La Qu... - Julius Corentin Acquefacques, tome 2 (1991)
Sortie : octobre 1991 (France).
BD franco-belge de Marc-Antoine Mathieu
Annotation :
La suite, qui se montre plus "classiquement" absurde dans son approche de l'humour (celui-ci restant, néanmoins, le cœur du sujet), même si on retrouve quelques éléments méta-BD (surtout à la fin, avec la fameuse qu..., mais aussi disséminés ici où là à travers le tome, notamment avec la perspective lors de l'épisode de la route vers la gare.) Puisque la série des Imbattable avait été évoquée au-dessus et que l'intertextualité, c'est bien et ça fait malin ++, on rapprochera La qu... des BD du Hughes Micol, notamment de sa trilogie Romanji - Séquelles -Tumultes où on assiste au même turbo-déversage malin d'absurde.
Un homme est mort (2006)
Sortie : octobre 2006 (France).
BD franco-belge de Christophe Goret (Kris) et Étienne Davodeau
Annotation :
A mon sens, le gros move de cette BD, c'est de se constituer en document tertiaire = il s'agit en effet d'un BD sur la réalisation d'un documentaire en 1950 traitant d'un événement, à savoir la répression d'une manifestation à Brest, pendant la grande grève des ouvriers chargés de reconstruire la ville, qui avait abouti à la mort d'un gréviste, abattu par des CRS. Or, poumpatatra, ce documentaire, qui tournait en plein air sur les chantiers, n'a pas survécu à l'épreuve du temps. La BD se prête à restituer et la réalisation du documentaire et le contexte qu'il couvrait. Ça fonctionne bien, dans la mesure où ça éclaire tout un tas d'éléments de la période et de personnalités plus ou moins oubliés : René Vautier, le réalisateur à l'origine du documentaire, la grève en question, le poème de Eluard, le mode de vie ouvrier de l'époque, les problèmes techniques (comment tourner et diffuser un documentaire en 1950 quand on est en plus en mauvais termes avec les autorités), la tension PCF – RPF...
Volt évier Z82 (2021)
Volt évier Z82
Sortie : 19 novembre 2021.
BD franco-belge de EMG
Annotation :
Indispensable à la survie de l'humanité.
A part ça, deuxième approche de la futuro-œuvre d'EMG. Si le thème est finalement pas des plus original (accepte ta décrépitude, toi qui n'es que poussière), son traitement reste des plus inattendu pour un format BD : pleine page, bulles en 3D, graphismes informatiques, personnages abstraits sous tous les angles… La trame elle-même se concentre sur son objet plutôt que sur une narration complexe, et on saute ainsi d'une scène à l'autre sans transition. Le final, pas con, mélange une espèce de désespoir cynique et de béatitude à travers des cases presque sans texte.

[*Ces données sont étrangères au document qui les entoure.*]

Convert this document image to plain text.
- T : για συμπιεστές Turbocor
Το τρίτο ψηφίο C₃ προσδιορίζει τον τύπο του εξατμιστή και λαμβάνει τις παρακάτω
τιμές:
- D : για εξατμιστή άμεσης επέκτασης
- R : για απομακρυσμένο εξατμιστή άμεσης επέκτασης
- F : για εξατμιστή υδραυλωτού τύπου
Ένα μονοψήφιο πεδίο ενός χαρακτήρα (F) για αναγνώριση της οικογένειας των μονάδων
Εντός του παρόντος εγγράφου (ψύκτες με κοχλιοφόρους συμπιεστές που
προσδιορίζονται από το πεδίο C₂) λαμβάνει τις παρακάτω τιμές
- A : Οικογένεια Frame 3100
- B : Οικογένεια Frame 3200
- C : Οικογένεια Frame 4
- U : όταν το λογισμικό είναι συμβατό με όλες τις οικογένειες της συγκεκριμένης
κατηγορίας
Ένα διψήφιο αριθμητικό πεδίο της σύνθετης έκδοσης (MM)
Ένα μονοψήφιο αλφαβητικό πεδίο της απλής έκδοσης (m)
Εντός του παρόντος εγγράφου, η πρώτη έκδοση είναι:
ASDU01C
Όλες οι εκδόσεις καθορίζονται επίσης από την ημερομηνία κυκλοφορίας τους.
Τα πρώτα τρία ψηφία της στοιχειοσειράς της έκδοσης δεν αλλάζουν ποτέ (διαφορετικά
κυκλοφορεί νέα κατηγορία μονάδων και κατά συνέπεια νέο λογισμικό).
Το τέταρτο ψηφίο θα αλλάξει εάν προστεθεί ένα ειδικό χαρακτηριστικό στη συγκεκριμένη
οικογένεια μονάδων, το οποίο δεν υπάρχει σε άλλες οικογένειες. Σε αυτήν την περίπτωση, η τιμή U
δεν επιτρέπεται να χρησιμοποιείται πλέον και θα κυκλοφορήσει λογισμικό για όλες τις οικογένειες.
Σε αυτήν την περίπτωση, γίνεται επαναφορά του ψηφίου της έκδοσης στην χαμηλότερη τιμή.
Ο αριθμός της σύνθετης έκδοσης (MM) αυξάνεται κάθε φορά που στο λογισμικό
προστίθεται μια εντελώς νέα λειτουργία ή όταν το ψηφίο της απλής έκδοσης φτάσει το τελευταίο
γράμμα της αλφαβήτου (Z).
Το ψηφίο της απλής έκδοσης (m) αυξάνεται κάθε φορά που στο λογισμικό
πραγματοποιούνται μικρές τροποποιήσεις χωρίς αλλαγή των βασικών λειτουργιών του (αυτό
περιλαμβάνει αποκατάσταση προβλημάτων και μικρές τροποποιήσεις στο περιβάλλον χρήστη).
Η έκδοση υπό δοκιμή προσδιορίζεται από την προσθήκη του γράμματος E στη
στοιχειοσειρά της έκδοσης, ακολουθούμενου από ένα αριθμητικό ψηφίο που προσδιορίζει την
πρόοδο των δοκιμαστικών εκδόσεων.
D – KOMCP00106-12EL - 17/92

A mon sens bien plus convaincant que La vague gelée, y compris dans sa volonté d'allier art de la BD et art du PC.
Spirale : Intégrale (2021)
Uzumaki
Sortie : 17 mars 2021 (France).
Manga de Junji Itō
Annotation :
Bon gros manga d'horreur qui tâche, à l'origine publié en trois volumes en France, Spirale dispose d'un titre qui, comme souvent avec Junji Ito, est à prendre au pied de la lettre : environ 400 pages de dégueulasseries sur le thème de la spirale.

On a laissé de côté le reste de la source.